Wenn ich auf CheckDNS gehe, und das Durchchecken lasse, schreibt er diese Fehler...

Was mach ich den falsch?

Kannst Du mir helfen? Ich habe ein 4er Subnetz, verwende davon 2 ip Adressen.

Klar habe ich keinen sek. Server, aber ich verwende NS1 und NS2 am selben Server!
Ich kann nur Domains registrieren wenn es einen ns1 und ns2 gibt der jeweils eine abweichende IP-Adresse hat!

Die Konfiguration benötige ich wie gesagt nur zum Domains registrieren mit dem ISPConfig System.

Vielen Dank!

glg mAx


----------



## Till (24. Juli 2008)

> Naja aber ich möchte diesen Server verwenden um Domains zu registrieren,
> deswegen benötige ich ns1 und ns2 mit jeweils einer anderen IP bzw. eines anderen Subnetzes...


Das ist ganz klar, wozu betreibt man auch sonst einen nameserver 

Schau bitte nochmal in das Howto, es ist dort alles exakt beschrieben.
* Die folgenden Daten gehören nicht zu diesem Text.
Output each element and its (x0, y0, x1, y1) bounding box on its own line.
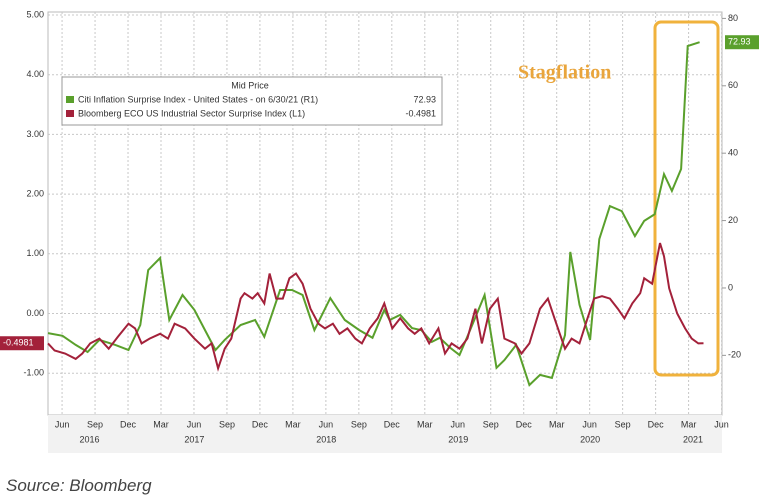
legend-title: Mid Price (231, 80, 269, 90)
legend-box (61, 76, 443, 126)
x-tick-label: Mar (285, 419, 301, 429)
x-year-label: 2020 (580, 434, 600, 444)
series-line (47, 242, 704, 372)
annotation: Stagflation (518, 62, 611, 84)
y-tick-label: 5.00 (26, 9, 44, 19)
y-tick-label: 2.00 (26, 188, 44, 198)
x-year-label: 2021 (683, 434, 703, 444)
x-tick-label: Dec (120, 419, 137, 429)
y2-tick-label: -20 (728, 350, 741, 360)
y-tick-label: 1.00 (26, 248, 44, 258)
y-tick-label: 4.00 (26, 69, 44, 79)
x-tick-label: Mar (549, 419, 565, 429)
y2-tick-label: 0 (728, 282, 733, 292)
legend-swatch (66, 96, 74, 103)
legend-value: -0.4981 (405, 108, 436, 118)
x-tick-label: Jun (55, 419, 70, 429)
x-tick-label: Sep (87, 419, 103, 429)
x-tick-label: Sep (483, 419, 499, 429)
x-year-label: 2016 (80, 434, 100, 444)
x-tick-label: Dec (384, 419, 401, 429)
chart: Stagflation Mid Price Citi Inflation Sur… (0, 9, 759, 453)
x-tick-label: Dec (252, 419, 269, 429)
x-tick-label: Mar (153, 419, 169, 429)
x-tick-label: Sep (219, 419, 235, 429)
highlight-box (653, 20, 720, 377)
y-tick-label: 3.00 (26, 129, 44, 139)
y-tick-label: 0.00 (26, 308, 44, 318)
x-tick-label: Mar (681, 419, 697, 429)
last-value-badge (725, 35, 759, 50)
y2-tick-label: 80 (728, 13, 738, 23)
y2-tick-label: 60 (728, 80, 738, 90)
legend-label: Citi Inflation Surprise Index - United S… (78, 94, 318, 104)
legend-swatch (66, 110, 74, 117)
plot-frame (47, 11, 723, 416)
last-value-label: -0.4981 (3, 338, 34, 348)
y2-tick-label: 20 (728, 215, 738, 225)
y2-tick-label: 40 (728, 148, 738, 158)
y-tick-label: -1.00 (23, 368, 44, 378)
x-tick-label: Jun (582, 419, 597, 429)
x-tick-label: Jun (714, 419, 729, 429)
x-tick-label: Jun (187, 419, 202, 429)
x-tick-label: Jun (451, 419, 466, 429)
page: {"chart_data":{"type":"line","annotation… (0, 9, 759, 495)
x-axis-band (48, 415, 722, 453)
x-year-label: 2019 (448, 434, 468, 444)
x-year-label: 2017 (184, 434, 204, 444)
legend-value: 72.93 (413, 94, 436, 104)
x-tick-label: Dec (516, 419, 533, 429)
x-tick-label: Jun (319, 419, 334, 429)
source: Source: Bloomberg (6, 476, 152, 495)
last-value-label: 72.93 (728, 37, 751, 47)
x-tick-label: Dec (648, 419, 665, 429)
x-tick-label: Mar (417, 419, 433, 429)
x-year-label: 2018 (316, 434, 336, 444)
x-tick-label: Sep (615, 419, 631, 429)
series-line (47, 41, 700, 387)
legend-label: Bloomberg ECO US Industrial Sector Surpr… (78, 108, 305, 118)
x-tick-label: Sep (351, 419, 367, 429)
last-value-badge (0, 336, 44, 351)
Mach genau das, was dort auf der 1. Seite steht, nur halt für die Domain gamemind-blog.com und natürlich unter Verwendung der Nameserver Adressen, für die Du bereits glue records angelegt hast.
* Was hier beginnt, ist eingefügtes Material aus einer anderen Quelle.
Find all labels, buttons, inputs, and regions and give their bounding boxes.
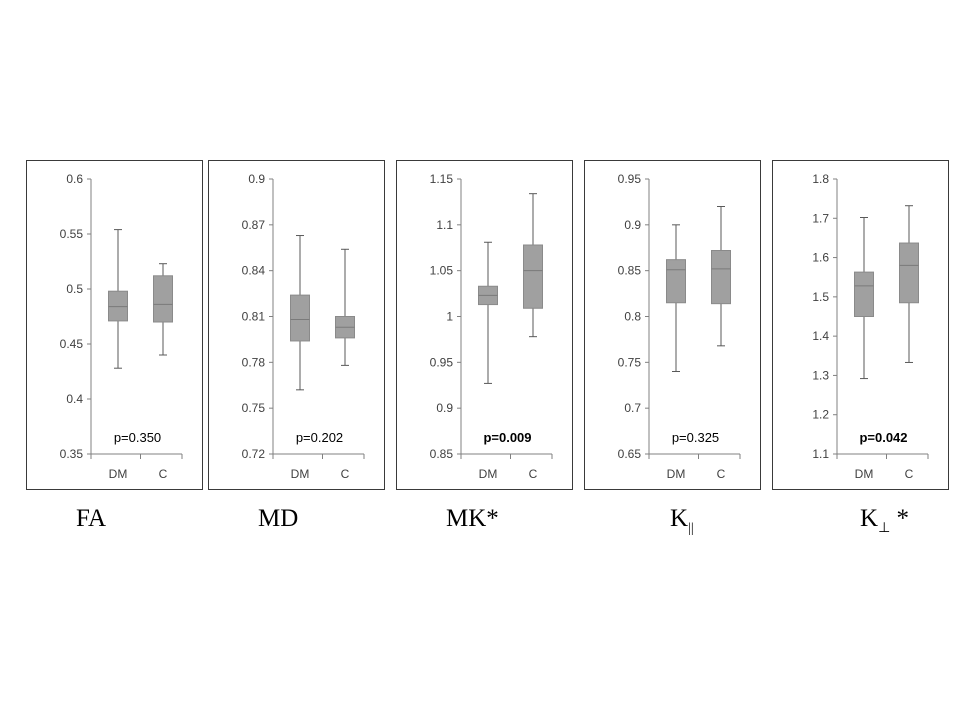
y-tick-label: 0.95 xyxy=(618,172,642,186)
box-dm xyxy=(290,235,310,391)
box-c xyxy=(153,263,173,356)
panel-caption-3: MK* xyxy=(446,505,499,533)
y-tick-label: 0.75 xyxy=(242,401,266,415)
box-dm xyxy=(854,217,874,380)
p-value-label: p=0.202 xyxy=(296,430,343,445)
box-iqr xyxy=(711,250,731,305)
box-iqr xyxy=(290,294,310,342)
y-tick-label: 0.35 xyxy=(60,447,84,461)
box-iqr xyxy=(666,259,686,304)
x-category-label: DM xyxy=(109,467,128,481)
x-category-label: DM xyxy=(667,467,686,481)
y-tick-label: 1.2 xyxy=(812,408,829,422)
x-category-label: DM xyxy=(291,467,310,481)
box-c xyxy=(523,193,543,338)
box-iqr xyxy=(523,244,543,309)
y-tick-label: 0.81 xyxy=(242,310,266,324)
y-tick-label: 1.4 xyxy=(812,329,829,343)
y-tick-label: 0.4 xyxy=(66,392,83,406)
box-iqr xyxy=(854,271,874,317)
caption-subscript: || xyxy=(688,521,694,536)
y-tick-label: 1.1 xyxy=(436,218,453,232)
p-value-label: p=0.009 xyxy=(483,430,531,445)
p-value-label: p=0.325 xyxy=(672,430,719,445)
y-tick-label: 1.15 xyxy=(430,172,454,186)
caption-main: MK* xyxy=(446,505,499,532)
y-tick-label: 0.72 xyxy=(242,447,266,461)
chart-svg: 0.85 0.9 0.95 1 1.05 1.1 1.15 DM Cp=0.009 xyxy=(430,172,553,481)
x-category-label: C xyxy=(341,467,350,481)
y-tick-label: 0.65 xyxy=(618,447,642,461)
box-iqr xyxy=(899,242,919,304)
y-tick-label: 0.9 xyxy=(248,172,265,186)
y-tick-label: 0.45 xyxy=(60,337,84,351)
x-category-label: DM xyxy=(479,467,498,481)
y-tick-label: 0.9 xyxy=(624,218,641,232)
chart-svg: 0.35 0.4 0.45 0.5 0.55 0.6 DM Cp=0.350 xyxy=(60,172,183,481)
caption-main: MD xyxy=(258,505,299,532)
p-value-label: p=0.042 xyxy=(859,430,907,445)
panel-caption-5: K⊥ * xyxy=(860,505,909,537)
box-dm xyxy=(478,241,498,384)
box-dm xyxy=(666,224,686,372)
y-tick-label: 1.3 xyxy=(812,368,829,382)
y-tick-label: 1.1 xyxy=(812,447,829,461)
p-value-label: p=0.350 xyxy=(114,430,161,445)
y-tick-label: 0.5 xyxy=(66,282,83,296)
y-tick-label: 0.75 xyxy=(618,355,642,369)
y-tick-label: 1.05 xyxy=(430,264,454,278)
caption-subscript: ⊥ xyxy=(878,521,891,536)
panel-caption-4: K|| xyxy=(670,505,694,537)
panel-caption-2: MD xyxy=(258,505,298,533)
x-category-label: DM xyxy=(855,467,874,481)
y-tick-label: 0.85 xyxy=(618,264,642,278)
y-tick-label: 0.8 xyxy=(624,310,641,324)
y-tick-label: 1.7 xyxy=(812,211,829,225)
box-c xyxy=(899,205,919,363)
y-tick-label: 0.85 xyxy=(430,447,454,461)
x-category-label: C xyxy=(529,467,538,481)
caption-main: K xyxy=(860,505,879,532)
y-tick-label: 1.8 xyxy=(812,172,829,186)
x-category-label: C xyxy=(905,467,914,481)
caption-main: FA xyxy=(76,505,107,532)
y-tick-label: 0.78 xyxy=(242,355,266,369)
y-tick-label: 0.9 xyxy=(436,401,453,415)
x-category-label: C xyxy=(159,467,168,481)
y-tick-label: 0.7 xyxy=(624,401,641,415)
y-tick-label: 0.95 xyxy=(430,355,454,369)
y-tick-label: 0.6 xyxy=(66,172,83,186)
x-category-label: C xyxy=(717,467,726,481)
y-tick-label: 0.84 xyxy=(242,264,266,278)
y-tick-label: 0.55 xyxy=(60,227,84,241)
y-tick-label: 1.5 xyxy=(812,290,829,304)
y-tick-label: 1 xyxy=(446,310,453,324)
box-dm xyxy=(108,229,128,369)
caption-suffix: * xyxy=(890,505,910,532)
box-c xyxy=(335,248,355,366)
chart-svg: 0.72 0.75 0.78 0.81 0.84 0.87 0.9 DM Cp=0.202 xyxy=(242,172,365,481)
caption-main: K xyxy=(670,505,689,532)
y-tick-label: 1.6 xyxy=(812,251,829,265)
chart-svg: 1.1 1.2 1.3 1.4 1.5 1.6 1.7 1.8 DM Cp=0.042 xyxy=(812,172,929,481)
box-c xyxy=(711,206,731,347)
y-tick-label: 0.87 xyxy=(242,218,266,232)
box-iqr xyxy=(153,275,173,323)
box-iqr xyxy=(108,290,128,322)
panel-caption-1: FA xyxy=(76,505,106,533)
chart-svg: 0.65 0.7 0.75 0.8 0.85 0.9 0.95 DM Cp=0.325 xyxy=(618,172,741,481)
Der Fehler den Du bei Checkdns erhältsts, resultiert daraus dass Du den SOA, also primary record, nicht wie im Howto beschrieben angelegt hast.


----------



## iceget (25. Juli 2008)

*Re*

Hallo Till,

naja ich hab das aber 1:1 gemacht wie im HowTO... ich verstehe das nicht.

Vielleicht kannst mir helfen...!

Ich hab vor ISP-Config zu verwenden, und nicht mehr Keyweb oder SYSCp.
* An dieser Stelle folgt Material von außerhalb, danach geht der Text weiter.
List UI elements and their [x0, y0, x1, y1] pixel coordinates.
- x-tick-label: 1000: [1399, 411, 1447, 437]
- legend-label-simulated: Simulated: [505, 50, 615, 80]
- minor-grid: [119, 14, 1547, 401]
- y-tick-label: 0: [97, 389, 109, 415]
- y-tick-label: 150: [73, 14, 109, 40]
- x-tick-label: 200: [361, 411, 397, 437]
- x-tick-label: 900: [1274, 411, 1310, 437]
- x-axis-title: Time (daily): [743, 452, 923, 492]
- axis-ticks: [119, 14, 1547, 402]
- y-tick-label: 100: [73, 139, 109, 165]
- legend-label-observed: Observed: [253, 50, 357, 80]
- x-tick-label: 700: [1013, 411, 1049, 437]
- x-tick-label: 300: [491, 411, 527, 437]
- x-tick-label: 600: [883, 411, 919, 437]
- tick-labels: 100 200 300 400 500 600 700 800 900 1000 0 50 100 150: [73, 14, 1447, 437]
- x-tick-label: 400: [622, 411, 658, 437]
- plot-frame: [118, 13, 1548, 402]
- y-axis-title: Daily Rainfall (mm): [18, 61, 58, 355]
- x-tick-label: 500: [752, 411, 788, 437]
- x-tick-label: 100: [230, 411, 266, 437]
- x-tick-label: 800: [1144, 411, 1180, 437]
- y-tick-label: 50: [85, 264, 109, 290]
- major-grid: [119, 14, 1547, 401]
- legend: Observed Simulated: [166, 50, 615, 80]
Ich hoffe Du kannst mir helfen!

Vielen Dank!

glg mAx


----------



## Till (25. Juli 2008)

Die Einstellungen sehen soweit ok aus, es ist aber kein Nameserver auf Deinen IP's erreichbar. Entweder DNS ist durch eine Firewall geblockt oder bind ist nicht gestartet. Poste bitte mal die Ausgabe von:

netstat -tap | grep named

und:

iptables -L


----------



## iceget (25. Juli 2008)

*Re*

Vielen dank für deine Antwort!



ns1:~# netstat -tap | grep named
tcp 0 0 ns2.domain:domain *:* LISTEN 2322/named
tcp 0 0 ns1.domain:domain *:* LISTEN 2322/named
tcp 0 0 localhost:domain *:* LISTEN 2322/named
tcp 0 0 localhost:953 *:* LISTEN 2322/named
tcp6 0 0 *:domain *:* LISTEN 2322/named
tcp6 0 0 ::1%494:953 *:* LISTEN 2322/named


ns1:~# iptables -L
Chain INPUT (policy DROP)
target prot opt source destination
DROP tcp -- anywhere loopback/8
ACCEPT 0 -- anywhere anywhere state RELATED,ESTABLISHED
ACCEPT 0 -- anywhere anywhere
DROP 0 -- BASE-ADDRESS.MCAST.NET/4 anywhere
PUB_IN 0 -- anywhere anywhere
PUB_IN 0 -- anywhere anywhere
PUB_IN 0 -- anywhere anywhere
PUB_IN 0 -- anywhere anywhere
DROP 0 -- anywhere anywhere
Chain FORWARD (policy DROP)
target prot opt source destination
ACCEPT 0 -- anywhere anywhere state RELATED,ESTABLISHED
DROP 0 -- anywhere anywhere
Chain OUTPUT (policy ACCEPT)
target prot opt source destination
PUB_OUT 0 -- anywhere anywhere
PUB_OUT 0 -- anywhere anywhere
PUB_OUT 0 -- anywhere anywhere
PUB_OUT 0 -- anywhere anywhere
Chain INT_IN (0 references)
target prot opt source destination
ACCEPT icmp -- anywhere anywhere
DROP 0 -- anywhere anywhere
Chain INT_OUT (0 references)
target prot opt source destination
ACCEPT icmp -- anywhere anywhere
ACCEPT 0 -- anywhere anywhere
Chain PAROLE (9 references)
target prot opt source destination
ACCEPT 0 -- anywhere anywhere
Chain PUB_IN (4 references)
target prot opt source destination
ACCEPT icmp -- anywhere anywhere icmp destination-unreachable
ACCEPT icmp -- anywhere anywhere icmp echo-reply
ACCEPT icmp -- anywhere anywhere icmp time-exceeded
ACCEPT icmp -- anywhere anywhere icmp echo-request
PAROLE tcp -- anywhere anywhere tcp dpt:ftp
PAROLE tcp -- anywhere anywhere tcp dpt:ssh
PAROLE tcp -- anywhere anywhere tcp dpt:smtp
PAROLE tcp -- anywhere anywhere tcp dpt:domain
PAROLE tcp -- anywhere anywhere tcp dpt:www
PAROLE tcp -- anywhere anywhere tcp dpt:81
PAROLE tcp -- anywhere anywhere tcp dptop3
PAROLE tcp -- anywhere anywhere tcp dpt:imap2
PAROLE tcp -- anywhere anywhere tcp dpt:https
ACCEPT udp -- anywhere anywhere udp dpt:domain
DROP icmp -- anywhere anywhere
DROP 0 -- anywhere anywhere
Chain PUB_OUT (4 references)
target prot opt source destination
ACCEPT 0 -- anywhere anywhere

Vielen Dank!!

glg mAx


----------



## Till (26. Juli 2008)

Ok, named laäuft und mit den Firewall Einstellungen sollte es auch gehen.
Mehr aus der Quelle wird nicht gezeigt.